One record in particular could go to to Jennifer Lawrence, star of the highly popular film adaption of the Hunger Games. Lawrence is up for Best Actress in a Supporting Role for American Hustle, and should she win it, she’ll be the first to have taken Oscars in two different categories in consecutive years, after having won Actress in a Leading Role for her part in Silver Linings Playbook.
In American Hustle, Lawrence played the wildcard wife of a con man genius, Irving Rosenfeld — played by Christian Bale, who is up for an Oscar for Actor in a Leading Role — who is forced to take part in the FBI’s complex workings in New Jersey’s criminal syndicates and political workings. And while Lawrence was hardly the youngest winner for Actress in a Leading Role — she was 22 at the time — she is the youngest actor to be nominated for a third time, at the age of 23.
American Hustle joined a select group in gaining nominations in all four acting categories while also netting nominations for Best Picture, Best Director, and Best Writing for Original Screenplay.

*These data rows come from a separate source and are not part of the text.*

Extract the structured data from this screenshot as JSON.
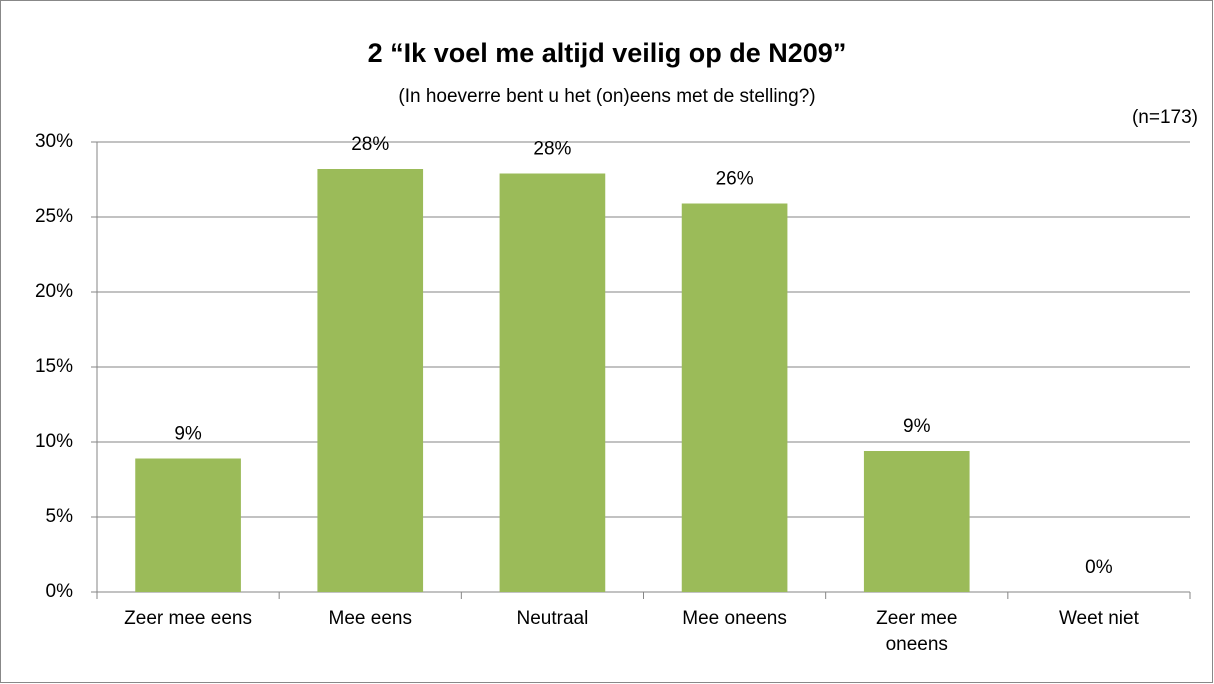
{
  "chart_data": {
    "type": "bar",
    "title": "2 “Ik voel me altijd veilig op de N209”",
    "subtitle": "(In hoeverre bent u het (on)eens met de stelling?)",
    "annotation": "(n=173)",
    "categories": [
      "Zeer mee eens",
      "Mee eens",
      "Neutraal",
      "Mee oneens",
      "Zeer mee oneens",
      "Weet niet"
    ],
    "values": [
      8.9,
      28.2,
      27.9,
      25.9,
      9.4,
      0
    ],
    "value_labels": [
      "9%",
      "28%",
      "28%",
      "26%",
      "9%",
      "0%"
    ],
    "color": "#9bbb59",
    "ylim": [
      0,
      30
    ],
    "yticks": [
      {
        "value": 0,
        "label": "0%"
      },
      {
        "value": 5,
        "label": "5%"
      },
      {
        "value": 10,
        "label": "10%"
      },
      {
        "value": 15,
        "label": "15%"
      },
      {
        "value": 20,
        "label": "20%"
      },
      {
        "value": 25,
        "label": "25%"
      },
      {
        "value": 30,
        "label": "30%"
      }
    ],
    "grid": true
  }
}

It is the second film to have done so, the other being Reds, in 1981. Even without Best Picture, Director, and Screenplay, it’s only one of 15 films to be nominated for all four acting awards. David O. Russell is to be congratulated here as director, as it’s the second consecutive film of his to do so, the first being Silver Linings Playbook.
Meryl Streep also broke a record this year with nominations, though in her case, the record she broke was her own. Streep was nominated for Best Actress in a Leading Role for her role as Violet Weston in the family drama August: Osage County. This makes for her 18th nomination, further solidifying her hold on the record for most nominations — actors and actresses included. Nebraska, a film about a young man who escorts his father on a trip to Montana to pick up what he believes will be a million dollars, is the most recent black-and-white film to be nominated for Best Picture, following The Artist in 2011.
Judi Dench, who starred in Philomena as a woman searching for her long-lost son, is up for Best Actress in a Leading Role. This makes for her seventh Oscar nomination since 1998, all after her 63rd birthday, meaning that she’s received the most acting nominations for someone at her age, though she doesn’t yet have the record for oldest nominee — the oldest acting nominee to date has been Gloria Stuart, at 87, for her role in Titanic.